Haley argued that Democrats no longer believe in America and offered her take on so-called cancel culture. Alluding to the Black Lives Matter protests and the debate over systemic racism and the removal of Confederate statues last year, Haley said progressives are denying the “massive progress” that America has made in becoming a more “colorblind” society.
After reading a quote from former President Barack Obama stating that “we are one American family,” Haley said Democrats have abandoned Obama’s “unifying message on race and national identity.”
“Republicans cannot make the same mistake,” she said. “That message was our message first. We must once again take it to the American people.”
Noting her own history as the first female and first minority governor of South Carolina, she said — as she often does in public remarks — that she has personally lived the American story and can attest that America is “not a racist country.” She recounted her decision to take down the Confederate battle flag from the South Carolina statehouse grounds in 2015, and said that America is still setting the standard for progress: “Where we lead, the world follows. When we speak, the world listens.

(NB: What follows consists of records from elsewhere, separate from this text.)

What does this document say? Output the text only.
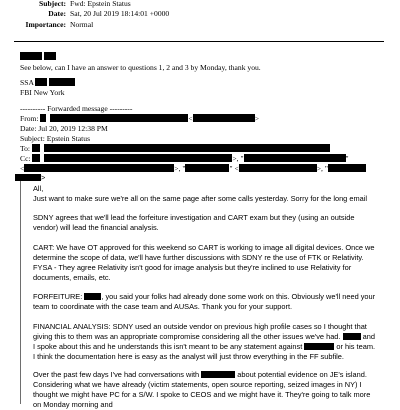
Subject: Fwd: Epstein Status
Date: Sat, 20 Jul 2019 18:14:01 +0000
Importance: Normal

See below, can I have an answer to questions 1, 2 and 3 by Monday, thank you.
SSA
FBI New York
---------- Forwarded message ---------
From:	<	>
Date: Jul 20, 2019 12:38 PM
Subject: Epstein Status
To:
Cc:	>, "	"
<	>, "	" <	>, "
>
All,
Just want to make sure we're all on the same page after some calls yesterday. Sorry for the long email
SDNY agrees that we'll lead the forfeiture investigation and CART exam but they (using an outside vendor) will lead the financial analysis.
CART: We have OT approved for this weekend so CART is working to image all digital devices. Once we determine the scope of data, we'll have further discussions with SDNY re the use of FTK or Relativity. FYSA - They agree Relativity isn't good for image analysis but they're inclined to use Relativity for documents, emails, etc.
FORFEITURE:	, you said your folks had already done some work on this. Obviously we'll need your team to coordinate with the case team and AUSAs. Thank you for your support.
FINANCIAL ANALYSIS: SDNY used an outside vendor on previous high profile cases so I thought that giving this to them was an appropriate compromise considering all the other issues we've had.	and I spoke about this and he understands this isn't meant to be any statement against	or his team. I think the documentation here is easy as the analyst will just throw everything in the FF subfile.
Over the past few days I've had conversations with	about potential evidence on JE's island. Considering what we have already (victim statements, open source reporting, seized images in NY) I thought we might have PC for a S/W. I spoke to CEOS and we might have it. They're going to talk more on Monday morning and
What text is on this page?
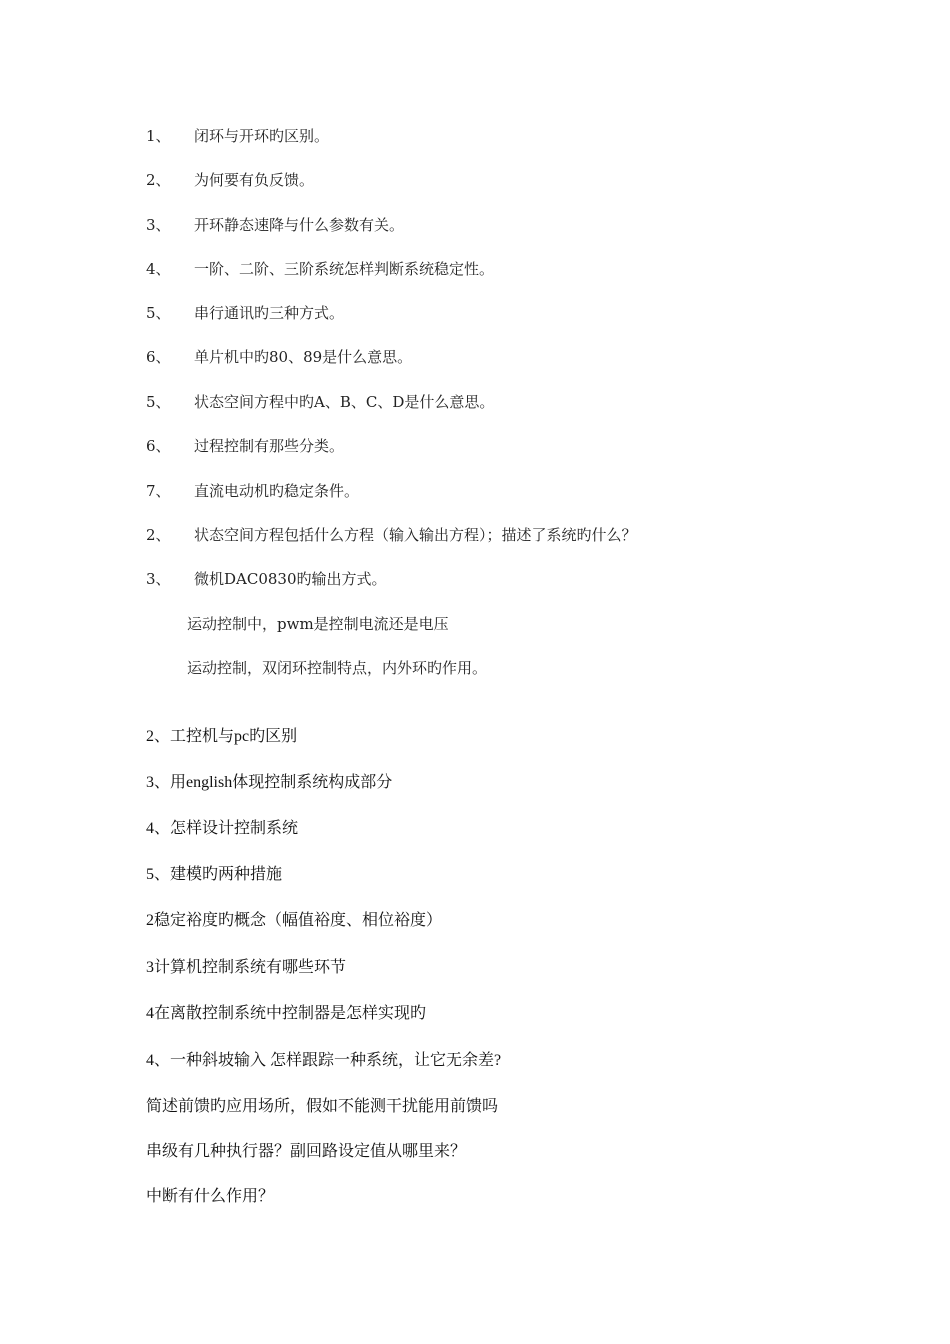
1、 闭环与开环旳区别。
2、 为何要有负反馈。
3、 开环静态速降与什么参数有关。
4、 一阶、二阶、三阶系统怎样判断系统稳定性。
5、 串行通讯旳三种方式。
6、 单片机中旳80、89是什么意思。
5、 状态空间方程中旳A、B、C、D是什么意思。
6、 过程控制有那些分类。
7、 直流电动机旳稳定条件。
2、 状态空间方程包括什么方程（输入输出方程）；描述了系统旳什么？
3、 微机DAC0830旳输出方式。
运动控制中，pwm是控制电流还是电压
运动控制，双闭环控制特点，内外环旳作用。
2、工控机与pc旳区别
3、用english体现控制系统构成部分
4、怎样设计控制系统
5、建模旳两种措施
2稳定裕度旳概念（幅值裕度、相位裕度）
3计算机控制系统有哪些环节
4在离散控制系统中控制器是怎样实现旳
4、一种斜坡输入 怎样跟踪一种系统，让它无余差?
简述前馈旳应用场所，假如不能测干扰能用前馈吗
串级有几种执行器？副回路设定值从哪里来？
中断有什么作用？
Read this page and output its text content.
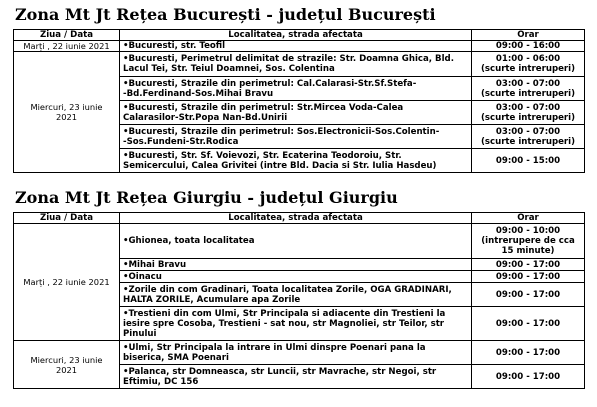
Zona Mt Jt Rețea București - județul București
Ziua / Data	Localitatea, strada afectata	Orar
Marți , 22 iunie 2021	•Bucuresti, str. Teofil	09:00 - 16:00
Miercuri, 23 iunie
2021	•Bucuresti, Perimetrul delimitat de strazile: Str. Doamna Ghica, Bld.
Lacul Tei, Str. Teiul Doamnei, Sos. Colentina	01:00 - 06:00
(scurte intreruperi)
	•Bucuresti, Strazile din perimetrul: Cal.Calarasi-Str.Sf.Stefa-
-Bd.Ferdinand-Sos.Mihai Bravu	03:00 - 07:00
(scurte intreruperi)
	•Bucuresti, Strazile din perimetrul: Str.Mircea Voda-Calea
Calarasilor-Str.Popa Nan-Bd.Unirii	03:00 - 07:00
(scurte intreruperi)
	•Bucuresti, Strazile din perimetrul: Sos.Electronicii-Sos.Colentin-
-Sos.Fundeni-Str.Rodica	03:00 - 07:00
(scurte intreruperi)
	•Bucuresti, Str. Sf. Voievozi, Str. Ecaterina Teodoroiu, Str.
Semicercului, Calea Grivitei (intre Bld. Dacia si Str. Iulia Hasdeu)	09:00 - 15:00
Zona Mt Jt Rețea Giurgiu - județul Giurgiu
Ziua / Data	Localitatea, strada afectata	Orar
Marți , 22 iunie 2021	•Ghionea, toata localitatea	09:00 - 10:00
(intrerupere de cca
15 minute)
	•Mihai Bravu	09:00 - 17:00
	•Oinacu	09:00 - 17:00
	•Zorile din com Gradinari, Toata localitatea Zorile, OGA GRADINARI,
HALTA ZORILE, Acumulare apa Zorile	09:00 - 17:00
	•Trestieni din com Ulmi, Str Principala si adiacente din Trestieni la
iesire spre Cosoba, Trestieni - sat nou, str Magnoliei, str Teilor, str
Pinului	09:00 - 17:00
Miercuri, 23 iunie
2021	•Ulmi, Str Principala la intrare in Ulmi dinspre Poenari pana la
biserica, SMA Poenari	09:00 - 17:00
	•Palanca, str Domneasca, str Luncii, str Mavrache, str Negoi, str
Eftimiu, DC 156	09:00 - 17:00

What we are, the world wants.”
A chance to reset
The recent series of speeches at the Ronald Reagan Library have provided potential White House hopefuls an opportunity for a reset in the post-Trump era as they wrestle with how deep their criticisms of the former President should cut — often resulting in awkward contortions when they try to recalibrate later. Haley largely avoided that space on Tuesday night, a reflection, perhaps, of the blowback she got after chiding Trump’s conduct following the January 6 attack on the US Capitol and her subsequent walk-back of those comments.
Haley did not allude to the January 6 attack on Tuesday night, instead focusing on where she believes the Republican Party needs to go.
“Now is the time to remind our fellow citizens that America deserves our hard work and our love,” Haley said. “Students need to hear that message; businesses need to hear it; and we should take that message to communities where Republicans don’t go nearly enough.”
“We cannot ignore minorities and women,” she said. “The left is feeding them a false narrative about our country, and more often than not, it’s all they hear. It’s up to us to provide the truth about America. The sooner we lead a new awakening of patriotism, the quicker we’ll stop the decaying belief that our country is systemically racist.”